Fern and I spent time together, remembering and savoring the moment. We enjoyed a lunch at Simon Pearce, her and Bob's favorite restaurant in nearby Quechee, Vermont, next to a waterfalls; spent time in Woodstock, once Bob and Fern's home and one of my favorite NH towns. We stopped along the way to admire the mountains and meadows, the Quechee gorge, the historic Billings Farm and Museum. We visited the King-Meyer burial ground, and also the new Nan and Alan King Bird Sanctuary, established in Etna behind the old Library, down the road from Fern's house and the land preserved and conserved by the King family, in memory of Fern’s, Ron’s and Maribeth’s mom and dad.

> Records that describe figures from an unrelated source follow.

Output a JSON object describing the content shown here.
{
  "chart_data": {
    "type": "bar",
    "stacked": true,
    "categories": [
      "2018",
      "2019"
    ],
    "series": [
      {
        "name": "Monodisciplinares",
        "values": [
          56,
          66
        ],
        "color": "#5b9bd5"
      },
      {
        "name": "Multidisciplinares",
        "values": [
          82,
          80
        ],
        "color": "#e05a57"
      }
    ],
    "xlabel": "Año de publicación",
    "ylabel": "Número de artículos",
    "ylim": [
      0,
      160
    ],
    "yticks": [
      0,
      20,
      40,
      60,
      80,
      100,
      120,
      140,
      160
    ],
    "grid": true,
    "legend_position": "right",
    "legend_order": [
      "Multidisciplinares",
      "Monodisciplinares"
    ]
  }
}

After the memorial gathering, Fern and I drove to the ocean and spent a few wonder-filled days in Rockport and Gloucester, MA, on Cape Ann, north of Boston. Rockport, and nearby Rocky Neck, are art-filled seaside paradises, and Gloucester is the old fishing village where “The Perfect Storm” was filmed. Signs of George Clooney and cast are here and there among the artist studios, gift shops, and seafood restaurants. We walked along a beach, gathered a few shells, and found even more shells at a shop once featured in Vogue magazine. The proud owner regaled us with the story.

The mountains and the ocean. What better places to rejuvenate and reminisce, to fill our senses, absorb the sights, smells, sounds, and to glory in sunrises, sunsets, and full moon rises?

We are blessed with the beauty of the earth, and we sang the old anthem at Bob’s memorial gathering in the mountains.

For the Beauty of the Earth (1838)
For the beauty of the earth, for the beauty of the sky,
For the love which from our birth, over and around us lies,
Lord of all to thee we raise, this our hymn of grateful praise.